Monday, 16 December 2013

Thaksin factor all over again

Coups and elections have become a routine fixture in Thailand. And this time around, will it be the pro- or anti-Thaksin forces who will prevail.

ON Monday, in a televised address, Thailand Prime Minister Yingluck Shinawatra announced she would dissolve parliament and hold a snap election.

Wah, another election in Thailand,” said a colleague at Menara Star in the Petaling Jaya office.

There might not be an election,” I said.

On that Monday, hundreds of thousands were marching to the Government House (the office of the Thai Prime Minister) to force the Yingluck government to step down.

The Prime Minister’s attempt to pass an amnesty Bill in parliament that would have pardoned her older brother, Thaksin, of his criminal conviction sparked the latest street protest.

Under pressure from demonstrators who have flooded the streets of Bangkok for weeks, Yingluck told the Thais: “At this stage, when there are many people opposed to the government from many groups, the best way is to give back the power to the Thai people and hold an election. So the Thai people will decide.”

There might not be an election because the Thai people – three fifths of the voting electorate mostly from rural north and northeast of the country – will decide to vote into power a party linked to Thaksin, who was Thai Prime Minister from 2001 to 2006.

Since 2001, parties – Thai Rak Thai (TRT), People’s Power Party (PPP) and Pheu Thai – controlled by Thaksin have comfortably won all Thai polls.

So how do you get into power without allowing the Thai people to decide?

If you can’t beat Thaksin in this game called elections, what you do is launch a military coup while he is in New York to attend the United Nations general assembly.

On the night of Sept 19, 2006, a few weeks after I started working in Bangkok as The Star’s Thailand correspondent and Asia News Network (ANN) editor, I received an SMS informing that there was a military coup.

I told my then fiancee, Vera, to stay in the apartment, lock the door and not open it unless it was me, and I walked for five minutes to The Nation’s office, a Thai English newspaper that together with The Star are members of ANN, an alliance of Asian newspapers.

The military has launched a coup,” a jubilant journalist at the newsroom told me.

Later, I looked out of the window of the ANN office and saw soldiers surrounding The Nation building.

They are friendly soldiers,” a Nation journalist told me. “They are here to protect us.”

The military installed a caretaker Prime Minister. To make sure Thaksin’s political grip was uprooted, the courts banned TRT.

In December 2007, elections were held in Thailand and PPP (a TRT reincarnation) won most of the votes. The self-exiled Thaksin – or to be precise his proxy – was back in power. His brother in law, Somchai Wongsawat, was even elected Prime Minister.

The anti-Thaksin forces (with allies in the military, courts and monarchy) then did what they did before the 2006 military coup.

They unleashed the Yellow Shirts to bring down the People’s Power Party government to step down.

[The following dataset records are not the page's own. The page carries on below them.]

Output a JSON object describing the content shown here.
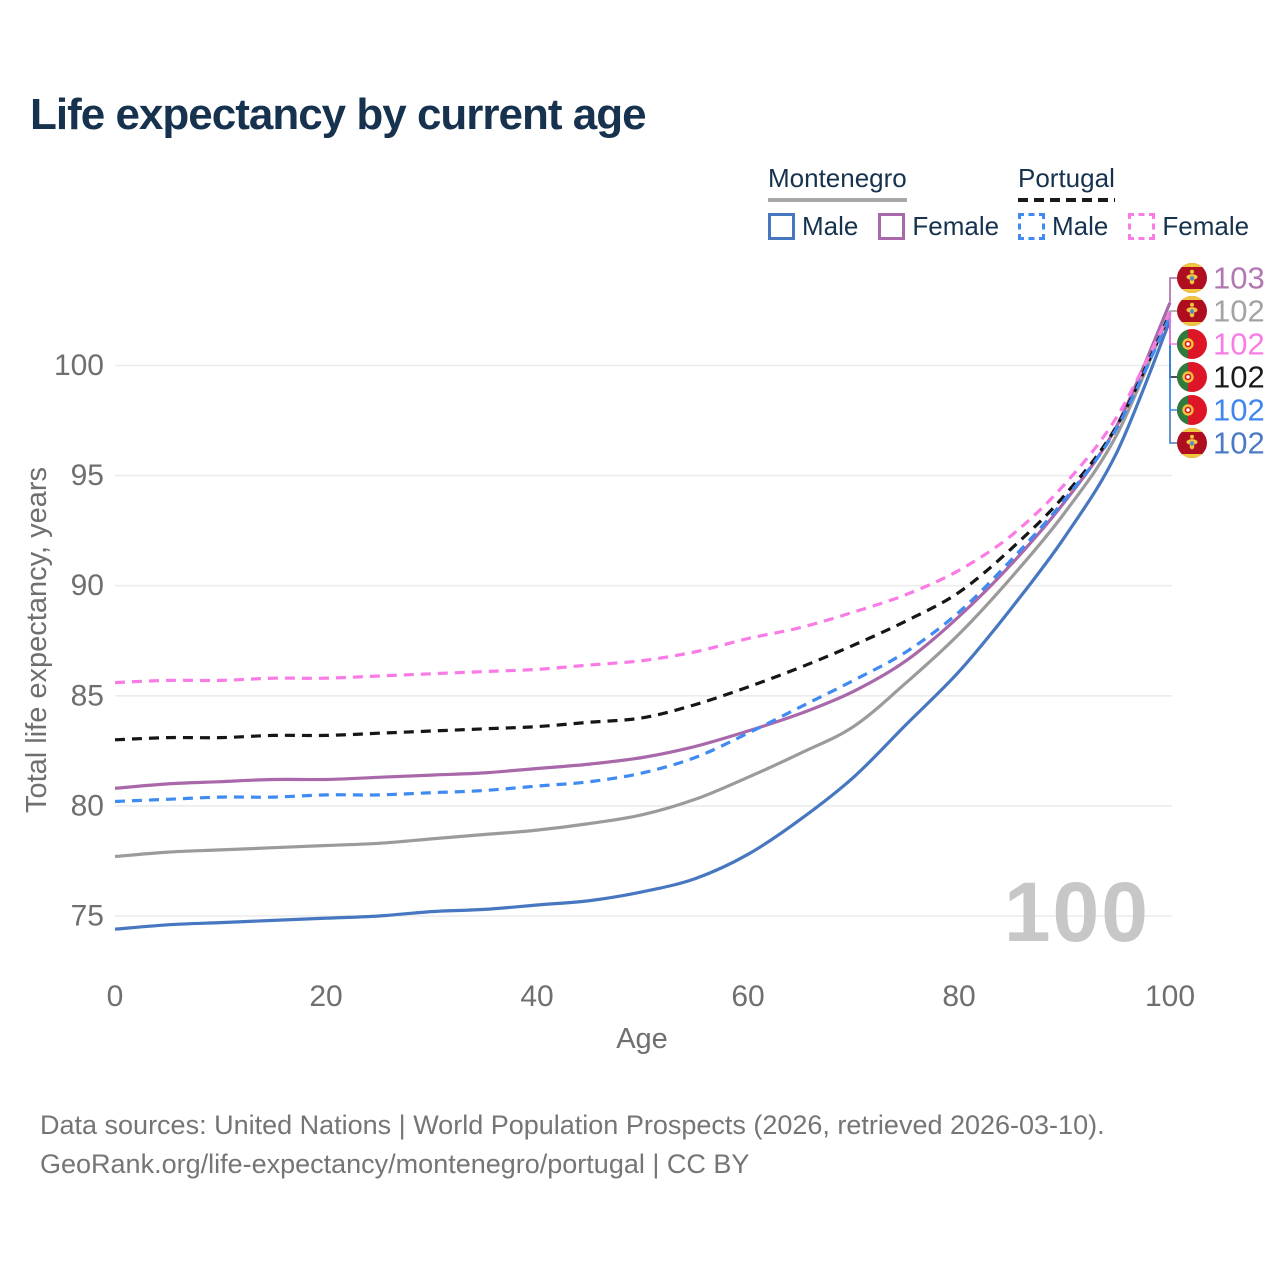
{
  "title": "Life expectancy by current age",
  "legend": {
    "groups": [
      {
        "label": "Montenegro",
        "line_style": "solid",
        "underline_color": "#a8a8a8",
        "items": [
          {
            "label": "Male",
            "color": "#4677c0"
          },
          {
            "label": "Female",
            "color": "#a868aa"
          }
        ]
      },
      {
        "label": "Portugal",
        "line_style": "dashed",
        "underline_color": "#1a1a1a",
        "items": [
          {
            "label": "Male",
            "color": "#3f8bf2"
          },
          {
            "label": "Female",
            "color": "#fb7be6"
          }
        ]
      }
    ]
  },
  "chart_data": {
    "type": "line",
    "title": "Life expectancy by current age",
    "xlabel": "Age",
    "ylabel": "Total life expectancy, years",
    "xticks": [
      0,
      20,
      40,
      60,
      80,
      100
    ],
    "yticks": [
      75,
      80,
      85,
      90,
      95,
      100
    ],
    "xlim": [
      0,
      100
    ],
    "ylim": [
      73.5,
      104
    ],
    "grid": "horizontal",
    "legend_position": "top-right",
    "watermark": "100",
    "x": [
      0,
      5,
      10,
      15,
      20,
      25,
      30,
      35,
      40,
      45,
      50,
      55,
      60,
      65,
      70,
      75,
      80,
      85,
      90,
      95,
      100
    ],
    "series": [
      {
        "id": "montenegro-male",
        "name": "Montenegro Male",
        "country": "Montenegro",
        "sex": "Male",
        "color": "#4677c0",
        "label_color": "#4a7bc4",
        "dashed": false,
        "flag": "me",
        "end_label": "102",
        "row": 5,
        "values": [
          74.4,
          74.6,
          74.7,
          74.8,
          74.9,
          75.0,
          75.2,
          75.3,
          75.5,
          75.7,
          76.1,
          76.7,
          77.8,
          79.4,
          81.3,
          83.7,
          86.1,
          89.0,
          92.2,
          96.1,
          102.05
        ]
      },
      {
        "id": "montenegro-total",
        "name": "Montenegro",
        "country": "Montenegro",
        "sex": "Both",
        "color": "#9b9b9b",
        "label_color": "#a3a3a3",
        "dashed": false,
        "flag": "me",
        "end_label": "102",
        "row": 1,
        "values": [
          77.7,
          77.9,
          78.0,
          78.1,
          78.2,
          78.3,
          78.5,
          78.7,
          78.9,
          79.2,
          79.6,
          80.3,
          81.3,
          82.4,
          83.6,
          85.6,
          87.8,
          90.4,
          93.3,
          96.9,
          102.45
        ]
      },
      {
        "id": "montenegro-female",
        "name": "Montenegro Female",
        "country": "Montenegro",
        "sex": "Female",
        "color": "#a868aa",
        "label_color": "#b177b1",
        "dashed": false,
        "flag": "me",
        "end_label": "103",
        "row": 0,
        "values": [
          80.8,
          81.0,
          81.1,
          81.2,
          81.2,
          81.3,
          81.4,
          81.5,
          81.7,
          81.9,
          82.2,
          82.7,
          83.4,
          84.2,
          85.2,
          86.6,
          88.6,
          91.0,
          93.8,
          97.3,
          102.85
        ]
      },
      {
        "id": "portugal-total",
        "name": "Portugal",
        "country": "Portugal",
        "sex": "Both",
        "color": "#161616",
        "label_color": "#1a1a1a",
        "dashed": true,
        "flag": "pt",
        "end_label": "102",
        "row": 3,
        "values": [
          83.0,
          83.1,
          83.1,
          83.2,
          83.2,
          83.3,
          83.4,
          83.5,
          83.6,
          83.8,
          84.0,
          84.6,
          85.4,
          86.3,
          87.3,
          88.4,
          89.7,
          91.7,
          94.1,
          97.3,
          102.35
        ]
      },
      {
        "id": "portugal-male",
        "name": "Portugal Male",
        "country": "Portugal",
        "sex": "Male",
        "color": "#3f8bf2",
        "label_color": "#3f86ee",
        "dashed": true,
        "flag": "pt",
        "end_label": "102",
        "row": 4,
        "values": [
          80.2,
          80.3,
          80.4,
          80.4,
          80.5,
          80.5,
          80.6,
          80.7,
          80.9,
          81.1,
          81.5,
          82.2,
          83.3,
          84.5,
          85.7,
          87.0,
          88.8,
          91.2,
          93.9,
          97.2,
          102.25
        ]
      },
      {
        "id": "portugal-female",
        "name": "Portugal Female",
        "country": "Portugal",
        "sex": "Female",
        "color": "#fb7be6",
        "label_color": "#fb7be6",
        "dashed": true,
        "flag": "pt",
        "end_label": "102",
        "row": 2,
        "values": [
          85.6,
          85.7,
          85.7,
          85.8,
          85.8,
          85.9,
          86.0,
          86.1,
          86.2,
          86.4,
          86.6,
          87.0,
          87.6,
          88.1,
          88.8,
          89.6,
          90.7,
          92.3,
          94.6,
          97.7,
          102.4
        ]
      }
    ],
    "colors": {
      "grid": "#ececec",
      "axis_text": "#6f6f6f",
      "watermark": "#c7c7c7",
      "flag_me_red": "#ae0e1f",
      "flag_me_gold": "#f0c63f",
      "flag_pt_green": "#2f7a3d",
      "flag_pt_red": "#dd1526",
      "flag_pt_gold": "#f2c33c"
    }
  },
  "footer": {
    "line1": "Data sources: United Nations | World Population Prospects (2026, retrieved 2026-03-10).",
    "line2": "GeoRank.org/life-expectancy/montenegro/portugal | CC BY"
  }
}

One of their crippling stunts was to occupy Suvarnabhumi and Don Muang airports in Bangkok in late November 2008.

It was a surreal experience covering the siege of Suvarnabhumi that paralysed the Thai tourism industry. Inside the airport, instead of passengers flying in and out of the airport, hundreds of yellow shirts protesters occupied the arrival and departure halls. Outside the airport, it was no man’s land. You could sense there were hidden “black shirt” gunmen guarding the parameters.

The PPP government asked the military to take over the two airports.

Instead, it did a TV coup.

On television, the Army commander General Anupong Paochinda flanked by his generals told the government to resign.

Then came the judicial coup in December 2008. The court dissolved PPP over alleged electoral fraud in the 2007 elections. Once again, Thaksin (or his proxy) was kicked out of power.

A government led by the Democrat party took over. The pro-Thaksin forces in the form of the Red Shirts did a Yellow Shirt on the Abhisit Vejjajiva government.

It launched a street protest to bring down the Abhisit government.

The military handled the Yellow Shirts and Red Shirts differently.

It used rubber bullets on the Yellow Shirts and live bullets on the Red Shirts.

My Thailand stint ended at the height of the Red Shirt bloody protests that saw “civil war” played out in the streets of Bangkok between the army and the pro-Thaksin forces in 2010.

In 2011, the Democrat government’s hold on power was untenable and it called for an election.

I was back in Bangkok to cover the Thai polls and it was clear that even Bangkokians – a majority of whom were anti-Thaksin – had gotten tired of the bumbling Democrat government.

In the July 2011 elections, Pheu Thai (a reincarnation of PPP) won the majority of votes and Yingluck was elected Thailand’s first female Prime Minister.

If polls go on schedule in February 2014, expect Thaksin’s Pheu Thai to win convincingly.

One way for the anti-Thaksin forces to get into power is via a people’s coup.